Harga pembangkit listrik tenaga surya (PLTS) di Indonesia saat ini masih relatif lebih mahal dibanding negara lain seperti China. Hal itu membuat pertumbuhan energi ramah lingkungan tersebut masih relatif kecil.
Direktur Jenderal Energi Baru, Terbarukan dan Konservasi Energi (Dirjen EBTKE) F.X Sutijastoto menjelaskan harga rata-rata panel surya di Indonesia adalah US$ 1 per Watt peak (Wp). Padahal di China hanya 20-30 sen per 1 Wp.

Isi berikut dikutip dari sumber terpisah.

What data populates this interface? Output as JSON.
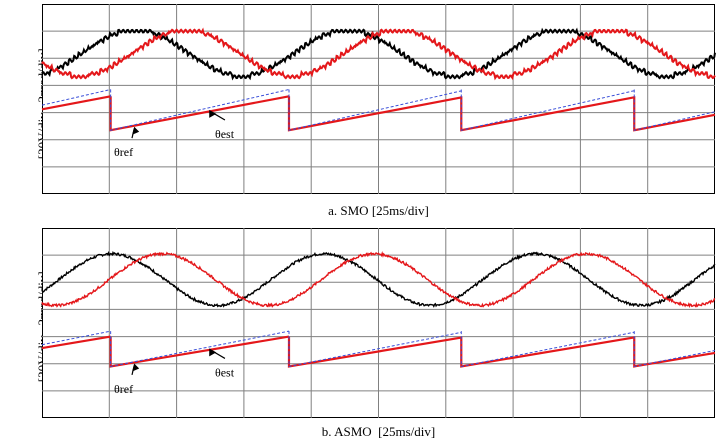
{
  "panels": [
    {
      "id": "a",
      "caption": "a. SMO [25ms/div]",
      "y_label_volt": "[20V/div",
      "y_label_rad": "2πrad/div]",
      "theta_ref_label": "θref",
      "theta_est_label": "θest",
      "colors": {
        "black": "#000000",
        "red": "#e4171a",
        "blue": "#3a4fd8",
        "grid": "#808080"
      }
    },
    {
      "id": "b",
      "caption": "b. ASMO  [25ms/div]",
      "y_label_volt": "[20V/div",
      "y_label_rad": "2πrad/div]",
      "theta_ref_label": "θref",
      "theta_est_label": "θest",
      "colors": {
        "black": "#000000",
        "red": "#e4171a",
        "blue": "#3a4fd8",
        "grid": "#808080"
      }
    }
  ],
  "chart_data": [
    {
      "type": "line",
      "title": "a. SMO [25ms/div]",
      "xlabel": "[25ms/div]",
      "ylabel": "[20V/div  2πrad/div]",
      "grid": true,
      "x_divisions": 10,
      "y_divisions": 7,
      "series": [
        {
          "name": "black voltage",
          "kind": "sine",
          "period_div": 3.15,
          "phase_div": 0.6,
          "amplitude_div": 0.85,
          "offset_div": 5.2,
          "distortion": "stepped"
        },
        {
          "name": "red voltage",
          "kind": "sine",
          "period_div": 3.15,
          "phase_div": 1.35,
          "amplitude_div": 0.85,
          "offset_div": 5.2,
          "distortion": "stepped"
        },
        {
          "name": "θref",
          "kind": "sawtooth",
          "resets_div": [
            1.02,
            3.67,
            6.23,
            8.8
          ],
          "low_div": 2.35,
          "high_div": 3.6
        },
        {
          "name": "θest",
          "kind": "sawtooth",
          "resets_div": [
            1.02,
            3.67,
            6.23,
            8.8
          ],
          "low_div": 2.35,
          "high_div": 3.85
        }
      ]
    },
    {
      "type": "line",
      "title": "b. ASMO  [25ms/div]",
      "xlabel": "[25ms/div]",
      "ylabel": "[20V/div  2πrad/div]",
      "grid": true,
      "x_divisions": 10,
      "y_divisions": 7,
      "series": [
        {
          "name": "black voltage",
          "kind": "sine",
          "period_div": 3.15,
          "phase_div": 0.25,
          "amplitude_div": 0.95,
          "offset_div": 5.1,
          "distortion": "noisy"
        },
        {
          "name": "red voltage",
          "kind": "sine",
          "period_div": 3.15,
          "phase_div": 1.0,
          "amplitude_div": 0.95,
          "offset_div": 5.1,
          "distortion": "noisy"
        },
        {
          "name": "θref",
          "kind": "sawtooth",
          "resets_div": [
            1.02,
            3.67,
            6.23,
            8.8
          ],
          "low_div": 1.9,
          "high_div": 3.0
        },
        {
          "name": "θest",
          "kind": "sawtooth",
          "resets_div": [
            1.02,
            3.67,
            6.23,
            8.8
          ],
          "low_div": 1.9,
          "high_div": 3.2
        }
      ]
    }
  ]
}
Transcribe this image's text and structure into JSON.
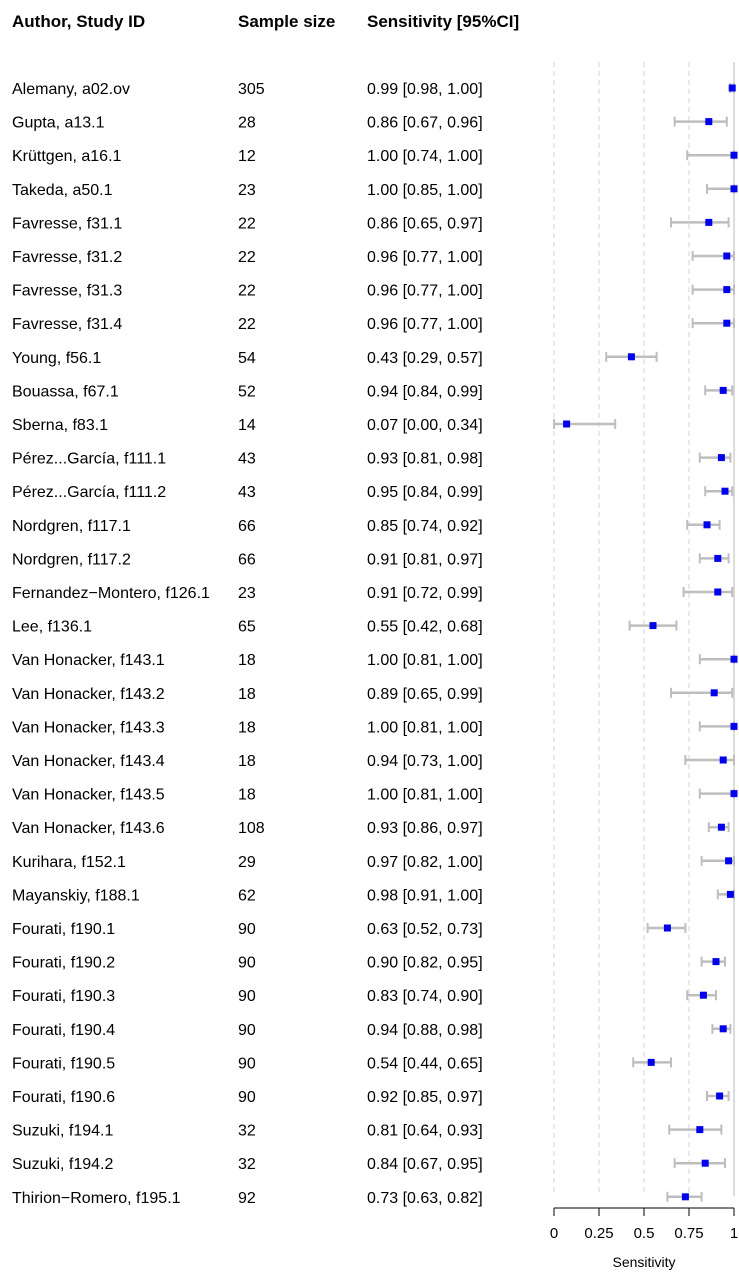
{
  "chart_data": {
    "type": "forest",
    "headers": {
      "study": "Author, Study ID",
      "n": "Sample size",
      "estimate": "Sensitivity [95%CI]"
    },
    "xlabel": "Sensitivity",
    "xlim": [
      0,
      1
    ],
    "xticks": [
      0,
      0.25,
      0.5,
      0.75,
      1
    ],
    "xtick_labels": [
      "0",
      "0.25",
      "0.5",
      "0.75",
      "1"
    ],
    "grid": "dashed vertical at ticks",
    "colors": {
      "point": "#0000ee",
      "ci": "#bebebe",
      "grid": "#d3d3d3"
    },
    "rows": [
      {
        "study": "Alemany, a02.ov",
        "n": "305",
        "label": "0.99 [0.98, 1.00]",
        "est": 0.99,
        "lo": 0.98,
        "hi": 1.0
      },
      {
        "study": "Gupta, a13.1",
        "n": "28",
        "label": "0.86 [0.67, 0.96]",
        "est": 0.86,
        "lo": 0.67,
        "hi": 0.96
      },
      {
        "study": "Krüttgen, a16.1",
        "n": "12",
        "label": "1.00 [0.74, 1.00]",
        "est": 1.0,
        "lo": 0.74,
        "hi": 1.0
      },
      {
        "study": "Takeda, a50.1",
        "n": "23",
        "label": "1.00 [0.85, 1.00]",
        "est": 1.0,
        "lo": 0.85,
        "hi": 1.0
      },
      {
        "study": "Favresse, f31.1",
        "n": "22",
        "label": "0.86 [0.65, 0.97]",
        "est": 0.86,
        "lo": 0.65,
        "hi": 0.97
      },
      {
        "study": "Favresse, f31.2",
        "n": "22",
        "label": "0.96 [0.77, 1.00]",
        "est": 0.96,
        "lo": 0.77,
        "hi": 1.0
      },
      {
        "study": "Favresse, f31.3",
        "n": "22",
        "label": "0.96 [0.77, 1.00]",
        "est": 0.96,
        "lo": 0.77,
        "hi": 1.0
      },
      {
        "study": "Favresse, f31.4",
        "n": "22",
        "label": "0.96 [0.77, 1.00]",
        "est": 0.96,
        "lo": 0.77,
        "hi": 1.0
      },
      {
        "study": "Young, f56.1",
        "n": "54",
        "label": "0.43 [0.29, 0.57]",
        "est": 0.43,
        "lo": 0.29,
        "hi": 0.57
      },
      {
        "study": "Bouassa, f67.1",
        "n": "52",
        "label": "0.94 [0.84, 0.99]",
        "est": 0.94,
        "lo": 0.84,
        "hi": 0.99
      },
      {
        "study": "Sberna, f83.1",
        "n": "14",
        "label": "0.07 [0.00, 0.34]",
        "est": 0.07,
        "lo": 0.0,
        "hi": 0.34
      },
      {
        "study": "Pérez...García, f111.1",
        "n": "43",
        "label": "0.93 [0.81, 0.98]",
        "est": 0.93,
        "lo": 0.81,
        "hi": 0.98
      },
      {
        "study": "Pérez...García, f111.2",
        "n": "43",
        "label": "0.95 [0.84, 0.99]",
        "est": 0.95,
        "lo": 0.84,
        "hi": 0.99
      },
      {
        "study": "Nordgren, f117.1",
        "n": "66",
        "label": "0.85 [0.74, 0.92]",
        "est": 0.85,
        "lo": 0.74,
        "hi": 0.92
      },
      {
        "study": "Nordgren, f117.2",
        "n": "66",
        "label": "0.91 [0.81, 0.97]",
        "est": 0.91,
        "lo": 0.81,
        "hi": 0.97
      },
      {
        "study": "Fernandez−Montero, f126.1",
        "n": "23",
        "label": "0.91 [0.72, 0.99]",
        "est": 0.91,
        "lo": 0.72,
        "hi": 0.99
      },
      {
        "study": "Lee, f136.1",
        "n": "65",
        "label": "0.55 [0.42, 0.68]",
        "est": 0.55,
        "lo": 0.42,
        "hi": 0.68
      },
      {
        "study": "Van Honacker, f143.1",
        "n": "18",
        "label": "1.00 [0.81, 1.00]",
        "est": 1.0,
        "lo": 0.81,
        "hi": 1.0
      },
      {
        "study": "Van Honacker, f143.2",
        "n": "18",
        "label": "0.89 [0.65, 0.99]",
        "est": 0.89,
        "lo": 0.65,
        "hi": 0.99
      },
      {
        "study": "Van Honacker, f143.3",
        "n": "18",
        "label": "1.00 [0.81, 1.00]",
        "est": 1.0,
        "lo": 0.81,
        "hi": 1.0
      },
      {
        "study": "Van Honacker, f143.4",
        "n": "18",
        "label": "0.94 [0.73, 1.00]",
        "est": 0.94,
        "lo": 0.73,
        "hi": 1.0
      },
      {
        "study": "Van Honacker, f143.5",
        "n": "18",
        "label": "1.00 [0.81, 1.00]",
        "est": 1.0,
        "lo": 0.81,
        "hi": 1.0
      },
      {
        "study": "Van Honacker, f143.6",
        "n": "108",
        "label": "0.93 [0.86, 0.97]",
        "est": 0.93,
        "lo": 0.86,
        "hi": 0.97
      },
      {
        "study": "Kurihara, f152.1",
        "n": "29",
        "label": "0.97 [0.82, 1.00]",
        "est": 0.97,
        "lo": 0.82,
        "hi": 1.0
      },
      {
        "study": "Mayanskiy, f188.1",
        "n": "62",
        "label": "0.98 [0.91, 1.00]",
        "est": 0.98,
        "lo": 0.91,
        "hi": 1.0
      },
      {
        "study": "Fourati, f190.1",
        "n": "90",
        "label": "0.63 [0.52, 0.73]",
        "est": 0.63,
        "lo": 0.52,
        "hi": 0.73
      },
      {
        "study": "Fourati, f190.2",
        "n": "90",
        "label": "0.90 [0.82, 0.95]",
        "est": 0.9,
        "lo": 0.82,
        "hi": 0.95
      },
      {
        "study": "Fourati, f190.3",
        "n": "90",
        "label": "0.83 [0.74, 0.90]",
        "est": 0.83,
        "lo": 0.74,
        "hi": 0.9
      },
      {
        "study": "Fourati, f190.4",
        "n": "90",
        "label": "0.94 [0.88, 0.98]",
        "est": 0.94,
        "lo": 0.88,
        "hi": 0.98
      },
      {
        "study": "Fourati, f190.5",
        "n": "90",
        "label": "0.54 [0.44, 0.65]",
        "est": 0.54,
        "lo": 0.44,
        "hi": 0.65
      },
      {
        "study": "Fourati, f190.6",
        "n": "90",
        "label": "0.92 [0.85, 0.97]",
        "est": 0.92,
        "lo": 0.85,
        "hi": 0.97
      },
      {
        "study": "Suzuki, f194.1",
        "n": "32",
        "label": "0.81 [0.64, 0.93]",
        "est": 0.81,
        "lo": 0.64,
        "hi": 0.93
      },
      {
        "study": "Suzuki, f194.2",
        "n": "32",
        "label": "0.84 [0.67, 0.95]",
        "est": 0.84,
        "lo": 0.67,
        "hi": 0.95
      },
      {
        "study": "Thirion−Romero, f195.1",
        "n": "92",
        "label": "0.73 [0.63, 0.82]",
        "est": 0.73,
        "lo": 0.63,
        "hi": 0.82
      }
    ]
  }
}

"Sebagai perbandingan itu rata-rata di kita sekarang solar panel itu masih sekitar US$ 1 per Watt peak, di China sudah 30 bahkan 20 sen per Watt peak," kata dia dalam konferensi pers virtual, Selasa (28/7/2020).
SCROLL TO CONTINUE WITH CONTENT
Mahalnya harga panel surya di Indonesia disebabkan oleh skala keekonomiannya yang tinggi. Hal itu dipengaruhi oleh skala produksinya yang masih rendah.
Terlebih, pabrikan-pabrikan panel surya di Indonesia, bahan bakunya seperti solar cell masih impor. Impornya pun kata dia dalam skala kecil sehingga biayanya menjadi mahal.
"Nah kalau di China, pabrikan-pabrikan itu kapasitasnya bisa 500 mega bahkan 1.000 mega, di kita masih 40an mega," sebutnya.
Pihaknya pun sedang menyiapkan regulasi untuk membuat skala keekonomiannya panel surya ini menjadi lebih murah agar penetrasi pasarnya menjadi lebih besar.
Dia menjelaskan saat ini pemerintah sedang menyiapkan rancangan peraturan presiden (perpres) untuk mengatur harga keekonomian energi baru terbarukan (EBT) yang wajar, hingga insentif dan kompensasi.
"Inilah yang kita juga akan mengembangkan market ini sehingga dengan perpres ini market juga bisa berkembang," tambahnya.